19 . A non-transitory computer readable storage medium comprising a computer readable program, wherein the computer readable program when executed on a computer causes the computer to rank a plurality of candidate ligands for selection for synthesis and assaying in a rational drug design method, the ranking being based on predicting a docked position for each of the plurality of candidate ligands in a binding site of a biomolecule, each prediction comprising causing the computer to perform the steps of:
receiving information identifying a corresponding ligand of the plurality candidate ligands and a template ligand-biomolecule structure, using a preparation module stored in computer memory and coupled to at least one computer processor, the template ligand-biomolecule structure comprising a template ligand docked in the binding site of the biomolecule; identifying a pharmacophore match between the template ligand and the corresponding candidate ligand, using a pharmacophore matcher module stored in the computer memory and coupled to at the least one computer processor, wherein the identifying of the pharmacophore match further comprises comparing a pharmacophore model of the template ligand to a pharmacophore model of the corresponding candidate ligand; and predicting a docked ligand position of the target ligand, using a docking module stored in the computer memory and coupled to the at least one computer processor, wherein the docking module predicts the docked position of the corresponding candidate ligand in the binding site of the biomolecule based on a position of the pharmacophore model of the corresponding candidate ligand when overlapped with the pharmacophore model of the template ligand while the template ligand is in the binding site of the biomolecule.

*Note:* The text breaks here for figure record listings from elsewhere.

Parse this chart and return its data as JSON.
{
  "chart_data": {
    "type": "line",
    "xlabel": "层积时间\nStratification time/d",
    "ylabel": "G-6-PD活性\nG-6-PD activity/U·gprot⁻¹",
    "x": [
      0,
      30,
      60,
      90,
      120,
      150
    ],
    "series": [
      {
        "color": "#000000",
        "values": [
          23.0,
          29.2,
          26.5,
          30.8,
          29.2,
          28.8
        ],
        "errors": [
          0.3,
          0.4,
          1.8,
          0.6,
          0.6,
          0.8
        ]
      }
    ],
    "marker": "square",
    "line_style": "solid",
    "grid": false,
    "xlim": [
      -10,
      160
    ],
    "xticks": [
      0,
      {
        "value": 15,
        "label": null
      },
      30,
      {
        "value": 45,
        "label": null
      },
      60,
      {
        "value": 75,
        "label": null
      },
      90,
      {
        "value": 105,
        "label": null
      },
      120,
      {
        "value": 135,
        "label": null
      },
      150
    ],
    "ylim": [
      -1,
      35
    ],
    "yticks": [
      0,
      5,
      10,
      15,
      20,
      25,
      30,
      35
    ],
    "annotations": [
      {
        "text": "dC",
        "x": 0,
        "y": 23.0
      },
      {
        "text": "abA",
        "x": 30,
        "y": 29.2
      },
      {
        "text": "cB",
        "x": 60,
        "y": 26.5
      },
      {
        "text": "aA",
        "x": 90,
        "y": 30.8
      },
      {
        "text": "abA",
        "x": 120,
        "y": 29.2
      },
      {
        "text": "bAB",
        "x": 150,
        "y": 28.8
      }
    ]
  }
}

20 . The computer readable storage medium as recited in claim 19 , wherein the plurality of candidate ligands are selected from a candidate ligand database, each of the plurality of candidate ligands being different from the template ligand, and wherein selecting the plurality of candidate ligands comprises comparing the pharmacophore model of the template ligand to a pharmacophore model of each respective one of the plurality of candidate ligands.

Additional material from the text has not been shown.